Now we can at least give Esfandiari a little pat on the back for attempting to be as discreet as possible regarding this situation. The problem is that the “squares” – in this case, the floor staff and management of Atlantis, the Paradise Island casino hosting the PCA – aren’t used to people dropping trou and relieving themselves in the middle of their property. As such, they had to act quickly to quash such behavior, lest this become something that people – not only during this event but in the future – took as an acceptable practice in the Bahamas. To be honest, the DQ is probably something that would’ve been done in any casino around the world, at the minimum, if not an outright banishment (as you’re on an island, you haven’t got many other options, so perhaps the Paradise Island folks gave Esfandiari a break).

The disqualification also came at a tough time for Esfandiari. With a nice stack at that point in Day 2 but still quite some distance to making the money in the tournament, Esfandiari had to at least be considered a contender to cash in the event. For his $5000 buy-in, the minimum cash in the PCA EPT Main Event was slightly more than $8000 and the first place prize worth more than $800,000. By ejecting Esfandiari from the tournament, he lost his chance to compete for that big prize and lost his initial stake, something that the prop bet might soothe (for the record, Esfandiari did complete the bet) but giving one pause as to what might have been.

Now it’s time to take on something seriously, however. Prop bets have been around since the dawn of time – you don’t think cavemen didn’t wager on who could toss a rock the furthest, then switch out the rock for a heavier piece of stone on their unsuspecting fellow caveman? – and will continue to be around whenever there are people gambling and having fun. When it starts to infringe on the purpose that everyone has come together for – in this case, the PCA EPT Main Event and other poker events in the Bahamas – AND starts to paint a picture to those outside of the “inner circle,” it tends to become a detriment to the game. As such, it may be time that the poker world “grows up” a bit, at least to the point of taking a look at situations such as Esfandiari’s and making them less a part of our lifestyles.

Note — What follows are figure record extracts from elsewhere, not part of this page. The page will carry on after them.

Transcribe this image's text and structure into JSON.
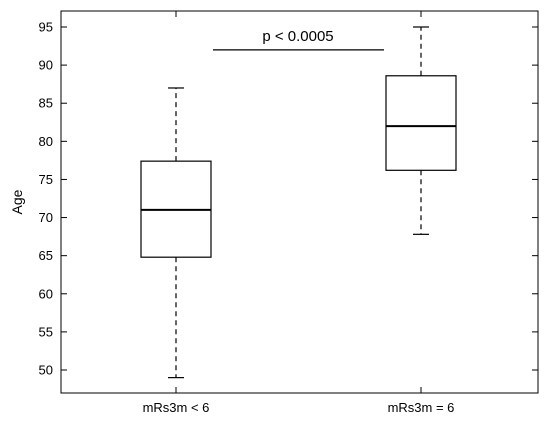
{
  "chart_data": {
    "type": "box",
    "ylabel": "Age",
    "xlabel": "",
    "ylim": [
      47,
      97
    ],
    "yticks": [
      50,
      55,
      60,
      65,
      70,
      75,
      80,
      85,
      90,
      95
    ],
    "grid": false,
    "categories": [
      "mRs3m < 6",
      "mRs3m = 6"
    ],
    "boxes": [
      {
        "category": "mRs3m < 6",
        "whisker_low": 49,
        "q1": 64.8,
        "median": 71,
        "q3": 77.4,
        "whisker_high": 87
      },
      {
        "category": "mRs3m = 6",
        "whisker_low": 67.8,
        "q1": 76.2,
        "median": 82,
        "q3": 88.6,
        "whisker_high": 95
      }
    ],
    "annotation": {
      "text": "p < 0.0005",
      "y": 92
    }
  }
}
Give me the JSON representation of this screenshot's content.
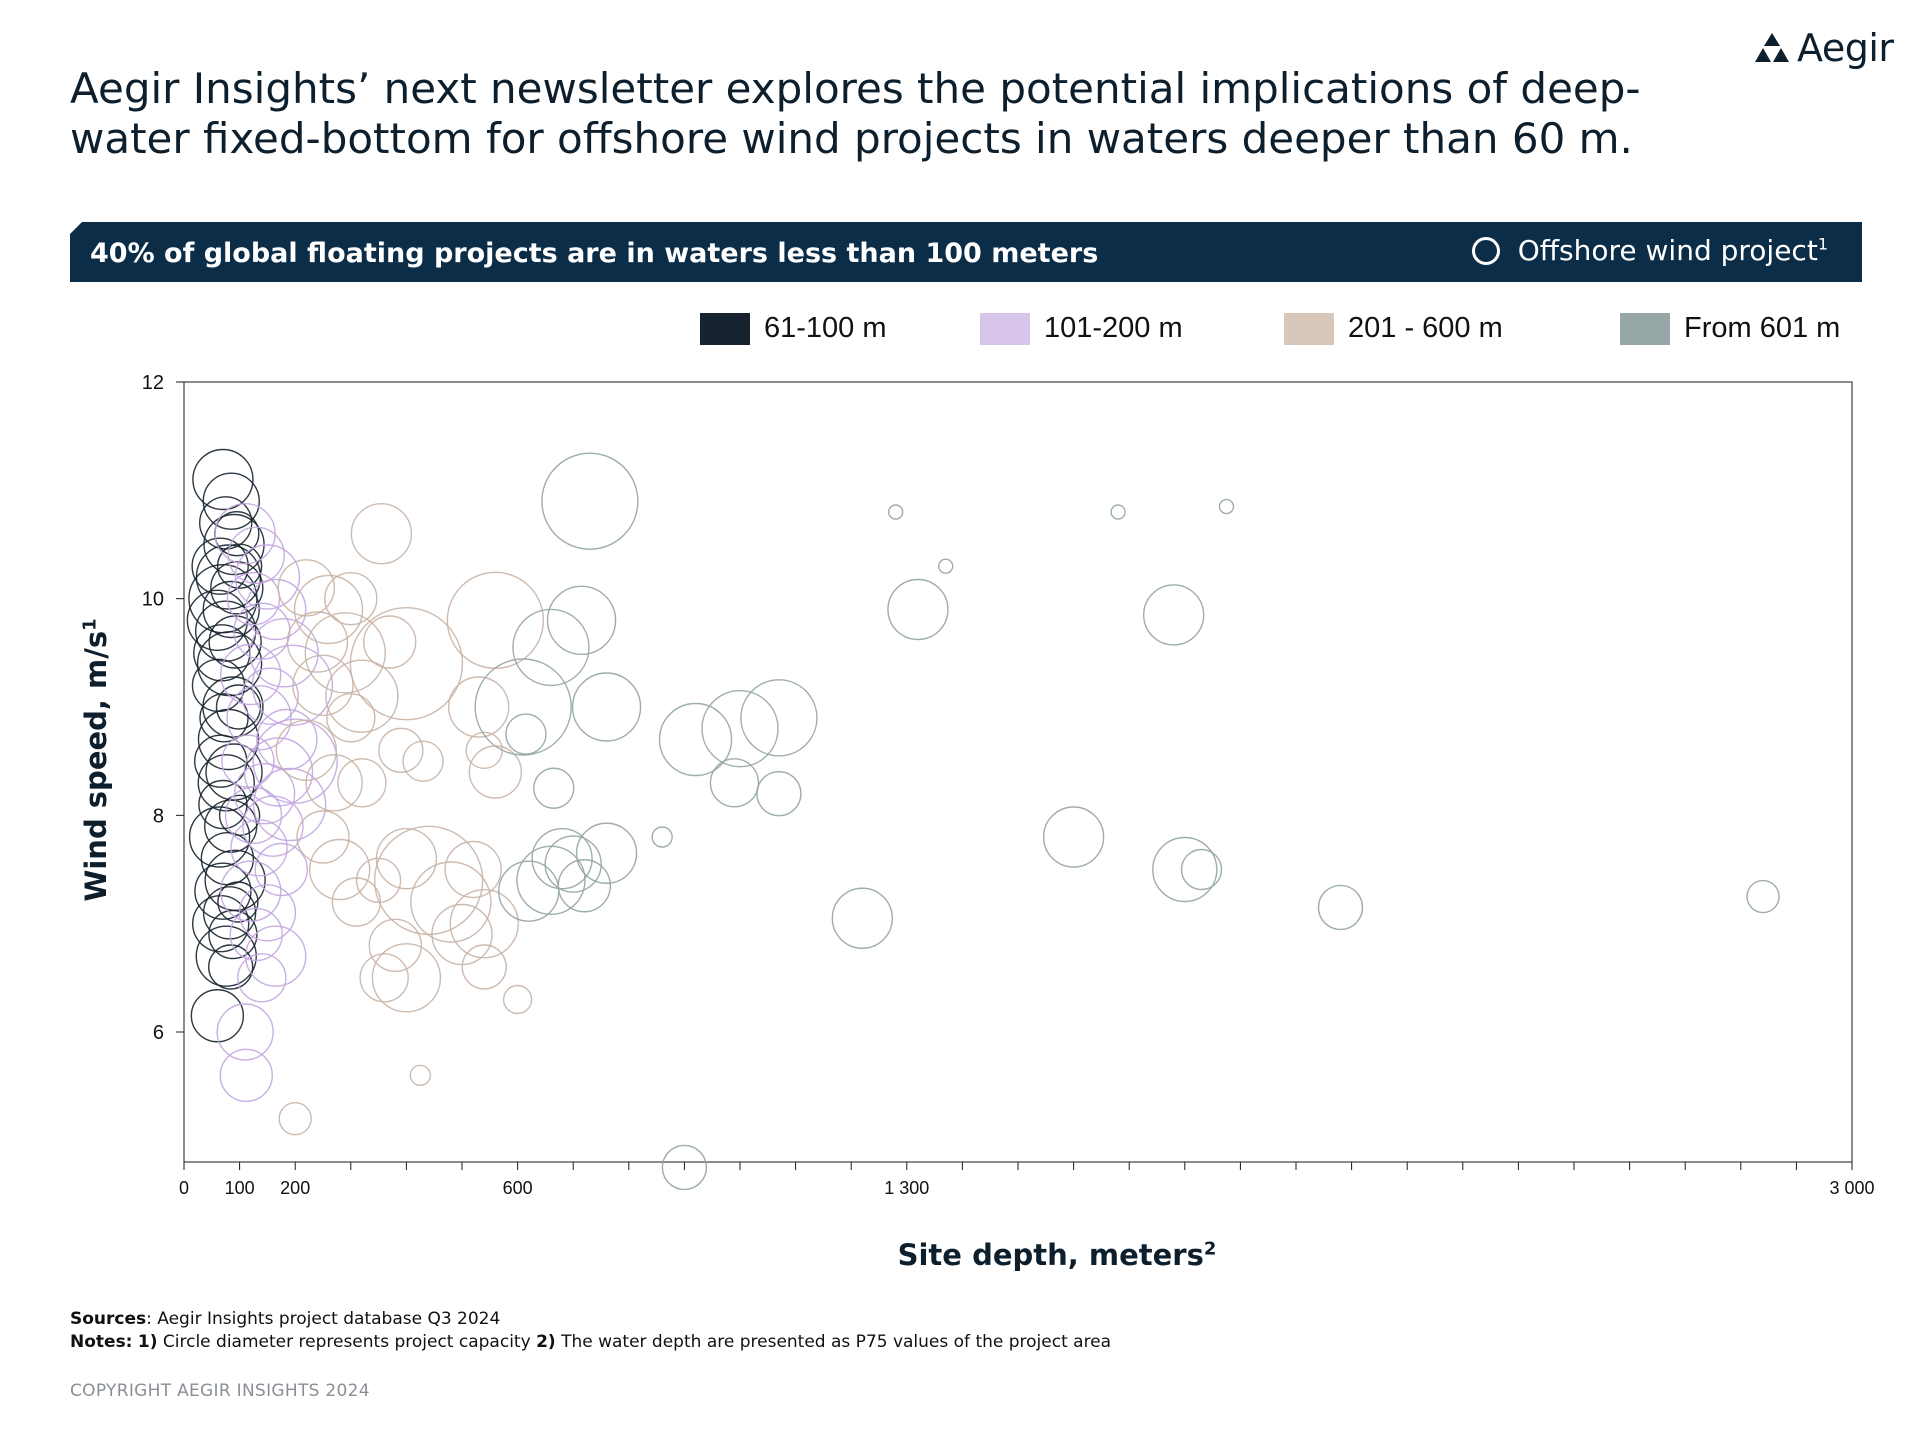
{
  "brand": {
    "name": "Aegir",
    "color": "#0d1f2d",
    "accent": "#0c2d47"
  },
  "headline": "Aegir Insights’ next newsletter explores the potential implications of deep-water fixed-bottom for offshore wind projects in waters deeper than 60 m.",
  "banner": {
    "text": "40% of global floating projects are in waters less than 100 meters",
    "legend_label": "Offshore wind project",
    "legend_sup": "1",
    "legend_icon": "ring-icon"
  },
  "legend": [
    {
      "label": "61-100 m",
      "color": "#17232e"
    },
    {
      "label": "101-200 m",
      "color": "#d7c6ea"
    },
    {
      "label": "201 - 600 m",
      "color": "#d8c8bc"
    },
    {
      "label": "From 601 m",
      "color": "#97a6a6"
    }
  ],
  "axes": {
    "ylabel": "Wind speed, m/s",
    "ylabel_sup": "1",
    "xlabel": "Site depth, meters",
    "xlabel_sup": "2"
  },
  "footer": {
    "sources_label": "Sources",
    "sources_text": ": Aegir Insights project database Q3 2024",
    "notes_label": "Notes:",
    "note1_label": "1)",
    "note1_text": " Circle diameter represents project capacity ",
    "note2_label": "2)",
    "note2_text": " The water depth are presented as P75 values of the project area",
    "copyright": "COPYRIGHT AEGIR INSIGHTS 2024"
  },
  "chart_data": {
    "type": "scatter",
    "xlabel": "Site depth, meters",
    "ylabel": "Wind speed, m/s",
    "xlim": [
      0,
      3000
    ],
    "ylim": [
      4.8,
      12
    ],
    "x_ticks": [
      0,
      100,
      200,
      600,
      1300,
      3000
    ],
    "x_tick_labels": [
      "0",
      "100",
      "200",
      "600",
      "1 300",
      "3 000"
    ],
    "y_ticks": [
      6,
      8,
      10,
      12
    ],
    "y_tick_labels": [
      "6",
      "8",
      "10",
      "12"
    ],
    "grid": false,
    "size_encoding": "Circle diameter represents project capacity",
    "series": [
      {
        "name": "61-100 m",
        "color": "#17232e",
        "points": [
          [
            70,
            11.1,
            30
          ],
          [
            85,
            10.9,
            28
          ],
          [
            75,
            10.7,
            26
          ],
          [
            90,
            10.5,
            30
          ],
          [
            65,
            10.3,
            28
          ],
          [
            80,
            10.2,
            32
          ],
          [
            95,
            10.1,
            26
          ],
          [
            70,
            10.0,
            34
          ],
          [
            85,
            9.9,
            28
          ],
          [
            60,
            9.8,
            30
          ],
          [
            75,
            9.7,
            30
          ],
          [
            92,
            9.6,
            26
          ],
          [
            68,
            9.5,
            28
          ],
          [
            82,
            9.4,
            32
          ],
          [
            62,
            9.2,
            26
          ],
          [
            88,
            9.0,
            30
          ],
          [
            72,
            8.9,
            24
          ],
          [
            80,
            8.7,
            30
          ],
          [
            66,
            8.5,
            26
          ],
          [
            90,
            8.4,
            28
          ],
          [
            76,
            8.3,
            28
          ],
          [
            70,
            8.1,
            24
          ],
          [
            84,
            7.9,
            26
          ],
          [
            64,
            7.8,
            30
          ],
          [
            78,
            7.6,
            26
          ],
          [
            92,
            7.4,
            30
          ],
          [
            70,
            7.3,
            28
          ],
          [
            82,
            7.1,
            26
          ],
          [
            66,
            7.0,
            28
          ],
          [
            88,
            6.9,
            24
          ],
          [
            76,
            6.7,
            30
          ],
          [
            84,
            6.6,
            22
          ],
          [
            60,
            6.15,
            26
          ],
          [
            95,
            10.6,
            22
          ],
          [
            100,
            10.3,
            22
          ],
          [
            98,
            9.0,
            22
          ],
          [
            100,
            8.0,
            20
          ],
          [
            97,
            7.2,
            20
          ]
        ]
      },
      {
        "name": "101-200 m",
        "color": "#c3a6e0",
        "points": [
          [
            110,
            10.6,
            30
          ],
          [
            130,
            10.4,
            28
          ],
          [
            150,
            10.2,
            32
          ],
          [
            125,
            10.0,
            26
          ],
          [
            165,
            9.9,
            30
          ],
          [
            140,
            9.7,
            28
          ],
          [
            180,
            9.5,
            34
          ],
          [
            120,
            9.3,
            30
          ],
          [
            155,
            9.1,
            28
          ],
          [
            135,
            8.9,
            32
          ],
          [
            185,
            8.7,
            30
          ],
          [
            115,
            8.5,
            26
          ],
          [
            170,
            8.4,
            34
          ],
          [
            145,
            8.2,
            30
          ],
          [
            125,
            8.0,
            28
          ],
          [
            190,
            8.1,
            36
          ],
          [
            160,
            7.9,
            30
          ],
          [
            135,
            7.7,
            28
          ],
          [
            175,
            7.5,
            26
          ],
          [
            120,
            7.3,
            30
          ],
          [
            150,
            7.1,
            28
          ],
          [
            130,
            6.9,
            26
          ],
          [
            165,
            6.7,
            30
          ],
          [
            140,
            6.5,
            24
          ],
          [
            110,
            6.0,
            28
          ],
          [
            112,
            5.6,
            26
          ],
          [
            195,
            9.2,
            40
          ],
          [
            200,
            8.5,
            42
          ]
        ]
      },
      {
        "name": "201 - 600 m",
        "color": "#c9b4a6",
        "points": [
          [
            220,
            10.1,
            28
          ],
          [
            260,
            9.9,
            34
          ],
          [
            300,
            10.0,
            26
          ],
          [
            355,
            10.6,
            30
          ],
          [
            240,
            9.6,
            30
          ],
          [
            290,
            9.5,
            40
          ],
          [
            370,
            9.6,
            26
          ],
          [
            250,
            9.2,
            30
          ],
          [
            320,
            9.1,
            36
          ],
          [
            400,
            9.4,
            56
          ],
          [
            560,
            9.8,
            48
          ],
          [
            530,
            9.0,
            30
          ],
          [
            300,
            8.9,
            24
          ],
          [
            390,
            8.6,
            22
          ],
          [
            430,
            8.5,
            20
          ],
          [
            540,
            8.6,
            18
          ],
          [
            560,
            8.4,
            26
          ],
          [
            220,
            8.6,
            30
          ],
          [
            270,
            8.3,
            28
          ],
          [
            320,
            8.3,
            24
          ],
          [
            250,
            7.8,
            26
          ],
          [
            280,
            7.5,
            30
          ],
          [
            310,
            7.2,
            24
          ],
          [
            350,
            7.4,
            22
          ],
          [
            400,
            7.6,
            30
          ],
          [
            440,
            7.4,
            54
          ],
          [
            480,
            7.2,
            40
          ],
          [
            520,
            7.5,
            28
          ],
          [
            540,
            7.0,
            34
          ],
          [
            380,
            6.8,
            26
          ],
          [
            400,
            6.5,
            34
          ],
          [
            360,
            6.5,
            24
          ],
          [
            500,
            6.9,
            30
          ],
          [
            540,
            6.6,
            22
          ],
          [
            600,
            6.3,
            14
          ],
          [
            425,
            5.6,
            10
          ],
          [
            200,
            5.2,
            16
          ]
        ]
      },
      {
        "name": "From 601 m",
        "color": "#93a4a4",
        "points": [
          [
            730,
            10.9,
            48
          ],
          [
            660,
            9.55,
            38
          ],
          [
            715,
            9.8,
            34
          ],
          [
            610,
            9.0,
            48
          ],
          [
            760,
            9.0,
            34
          ],
          [
            615,
            8.75,
            20
          ],
          [
            665,
            8.25,
            20
          ],
          [
            920,
            8.7,
            36
          ],
          [
            1000,
            8.8,
            38
          ],
          [
            1070,
            8.9,
            38
          ],
          [
            990,
            8.3,
            24
          ],
          [
            1070,
            8.2,
            22
          ],
          [
            860,
            7.8,
            10
          ],
          [
            680,
            7.6,
            30
          ],
          [
            620,
            7.3,
            30
          ],
          [
            660,
            7.4,
            34
          ],
          [
            700,
            7.55,
            28
          ],
          [
            720,
            7.35,
            26
          ],
          [
            760,
            7.65,
            30
          ],
          [
            1220,
            7.05,
            30
          ],
          [
            1320,
            9.9,
            30
          ],
          [
            1600,
            7.8,
            30
          ],
          [
            1780,
            9.85,
            30
          ],
          [
            1800,
            7.5,
            32
          ],
          [
            1830,
            7.5,
            20
          ],
          [
            2080,
            7.15,
            22
          ],
          [
            2840,
            7.25,
            16
          ],
          [
            1280,
            10.8,
            7
          ],
          [
            1370,
            10.3,
            7
          ],
          [
            1680,
            10.8,
            7
          ],
          [
            1875,
            10.85,
            7
          ],
          [
            900,
            4.75,
            22
          ]
        ]
      }
    ]
  }
}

I’ve seen several prop bets going on at and away from the tables in my time in the industry and, for the most part, they have been harmless (OK, harmless except when you consider that someone is sometimes wagering a nice house on which direction a bird will fly off). It’s even fun to get in on the action (been a part of many a “credit card roulette” game for a dinner bill). It is another thing altogether, however, when the prop bets border on potentially being dangerous or, in the case of Esfandiari, might require someone to violate simple rules of public courtesy to be able to achieve the end goal.

For his part, Esfandiari has apologized profusely for the situation – hey, it is extremely possible that, in our particular business, he didn’t think that anyone would think it was odd what he was doing once the reason was explained. But there are those borders that cannot be crossed and, in the Esfandiari example, those borders were blown apart. Prop bets are great fun but, in the future, let’s grow up a bit and make sure that they don’t force someone to potentially do something dangerous or something that might get them in trouble…at the minimum, let’s at least make sure it doesn’t become public knowledge to networks like CNBC.